The conference takes place amidst growing scepticism over the international communities’ commitment to keeping global warming below 1.5°C, as set in the 2015 Paris Climate Summit, COP21. Disbelief was furthered by the conference’s open embrace of oil and gas giants such as ExxonMobil and Saudi Aramco. Coca-Cola, the world’s largest plastic polluter, is even sponsoring the conference despite a chorus of criticism from environmental activists. COP 27 is a parody of environmental activism. It enables the global elite to applaud themselves for empty rhetoric without bringing about transformative change.
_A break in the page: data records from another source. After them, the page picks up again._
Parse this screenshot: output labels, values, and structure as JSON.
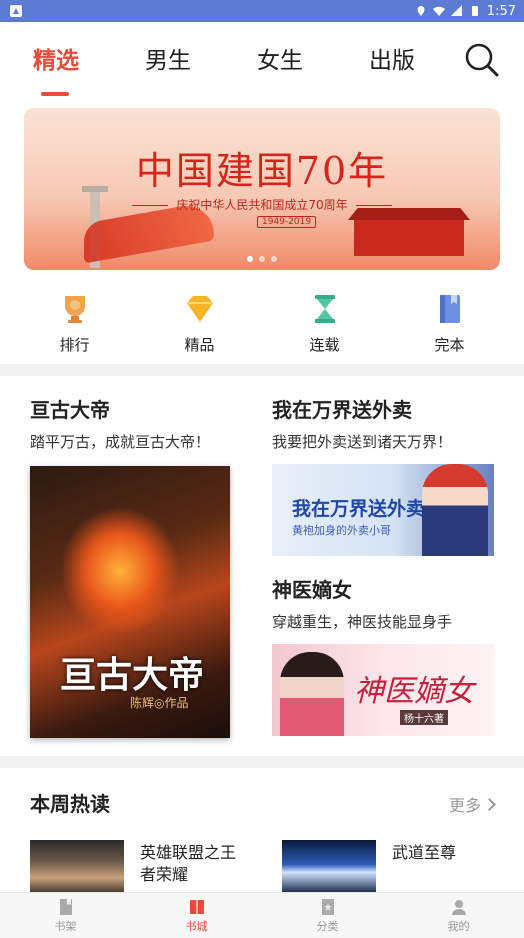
{
  "status_bar": {
    "time": "1:57"
  },
  "tabs": [
    {
      "label": "精选",
      "active": true
    },
    {
      "label": "男生",
      "active": false
    },
    {
      "label": "女生",
      "active": false
    },
    {
      "label": "出版",
      "active": false
    }
  ],
  "banner": {
    "title": "中国建国70年",
    "subtitle": "庆祝中华人民共和国成立70周年",
    "date": "1949-2019"
  },
  "categories": [
    {
      "label": "排行",
      "icon": "trophy-icon"
    },
    {
      "label": "精品",
      "icon": "diamond-icon"
    },
    {
      "label": "连载",
      "icon": "hourglass-icon"
    },
    {
      "label": "完本",
      "icon": "book-icon"
    }
  ],
  "featured": {
    "big": {
      "title": "亘古大帝",
      "desc": "踏平万古，成就亘古大帝！",
      "cover_title": "亘古大帝",
      "cover_author": "陈辉◎作品"
    },
    "item2": {
      "title": "我在万界送外卖",
      "desc": "我要把外卖送到诸天万界！",
      "cover_title": "我在万界送外卖",
      "cover_sub": "黄袍加身的外卖小哥"
    },
    "item3": {
      "title": "神医嫡女",
      "desc": "穿越重生，神医技能显身手",
      "cover_title": "神医嫡女",
      "cover_author": "杨十六著"
    }
  },
  "weekly": {
    "header": "本周热读",
    "more": "更多",
    "items": [
      {
        "name": "英雄联盟之王者荣耀"
      },
      {
        "name": "武道至尊"
      }
    ]
  },
  "bottom_nav": [
    {
      "label": "书架",
      "active": false
    },
    {
      "label": "书城",
      "active": true
    },
    {
      "label": "分类",
      "active": false
    },
    {
      "label": "我的",
      "active": false
    }
  ],
  "colors": {
    "accent": "#e84a3b",
    "status_bar": "#5b7bd5"
  }
}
With both Egypt and Sri Lanka, this charade has a sinister element bolstering the rule of their abusive militaries. Writing in the New Statesman, Ruth Michaelson highlights the example of the Benban solar park located in the desert north of Aswan, on the Nile in southern Egypt. The project is the fourth largest of its kind in the world and has received at least $2.2bn by a consortium that includes the European Bank for Reconstruction and Development, the UN Green Climate Fund and BII.

Whilst the ostensible aim of this project is to generate over a third of Egypt’s energy by 2035, a key member of the board overseeing its development is the Egyptian military.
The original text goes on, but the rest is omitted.